My hyphotesis are that... The fact that you become more vigilant to sensations when you're having an intrussive thought, hence making you think there was an increase in arousal. And if there is an increase, it's probably due to masturbating and not the thought itself. Think it about this way: you're masturbating, your arosual is naturally increasing because of that, but you're constantly being bombarded with unwanted thoughts, it's pretty possible that a bad thought comes out when you're naturally becoming more aroused! You're being trick from a simple psychology principle: when two events happen close in time one with another, you'll associate those events as: cause and effect. But if you're having constant intrussive thoughts, you'll falsely believe that they're the cause.

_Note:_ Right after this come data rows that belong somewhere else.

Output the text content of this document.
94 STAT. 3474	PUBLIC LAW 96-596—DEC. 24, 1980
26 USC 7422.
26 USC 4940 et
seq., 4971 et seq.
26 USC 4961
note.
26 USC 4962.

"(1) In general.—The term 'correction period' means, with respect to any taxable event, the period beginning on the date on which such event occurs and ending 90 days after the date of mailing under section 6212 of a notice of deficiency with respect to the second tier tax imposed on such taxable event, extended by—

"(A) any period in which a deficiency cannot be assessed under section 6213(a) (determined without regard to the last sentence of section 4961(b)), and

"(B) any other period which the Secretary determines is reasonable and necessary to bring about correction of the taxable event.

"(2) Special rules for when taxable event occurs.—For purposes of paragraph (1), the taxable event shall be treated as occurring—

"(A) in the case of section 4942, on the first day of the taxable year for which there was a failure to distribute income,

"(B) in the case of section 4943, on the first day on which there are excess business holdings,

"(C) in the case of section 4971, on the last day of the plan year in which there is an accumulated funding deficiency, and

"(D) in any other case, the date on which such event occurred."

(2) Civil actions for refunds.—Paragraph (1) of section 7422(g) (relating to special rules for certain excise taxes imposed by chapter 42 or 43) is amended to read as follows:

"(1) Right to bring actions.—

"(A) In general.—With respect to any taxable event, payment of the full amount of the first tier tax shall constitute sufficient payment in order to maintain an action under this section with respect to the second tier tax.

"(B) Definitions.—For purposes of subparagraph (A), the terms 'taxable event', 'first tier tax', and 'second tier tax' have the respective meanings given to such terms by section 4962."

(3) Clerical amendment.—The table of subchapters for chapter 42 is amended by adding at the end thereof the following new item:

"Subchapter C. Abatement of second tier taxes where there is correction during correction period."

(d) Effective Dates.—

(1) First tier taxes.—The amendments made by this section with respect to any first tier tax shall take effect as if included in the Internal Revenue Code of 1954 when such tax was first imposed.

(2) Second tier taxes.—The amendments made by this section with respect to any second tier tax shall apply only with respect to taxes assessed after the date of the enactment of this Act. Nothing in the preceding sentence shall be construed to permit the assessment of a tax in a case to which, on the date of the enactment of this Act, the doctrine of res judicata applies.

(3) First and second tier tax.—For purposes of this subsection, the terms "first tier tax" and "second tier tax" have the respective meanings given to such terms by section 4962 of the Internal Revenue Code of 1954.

And I'm really amazed at how are experience is similar. If you need to talk more extensive about this, you can trust me.
Hi It is not a sin and it is best not to stop in the middle . Most of us have experienced guilt, especially those of us raised in rigid religious environments . If you are spending hours a day, it should be limited; eg 20 minutes 2x per day. And do talk to a therapist. The thoughts-which everyone has-enable.arousal. Good Luck! Gavvtriel
My main OCD problem is contamination and health related, but I have been have the obsessive sexual thoughts. No compulsions with it, just the thoughts. They can be pretty strong to the point I want to self harm.
I haven’t told my IOP program about it, as it’s kind of embarrassing.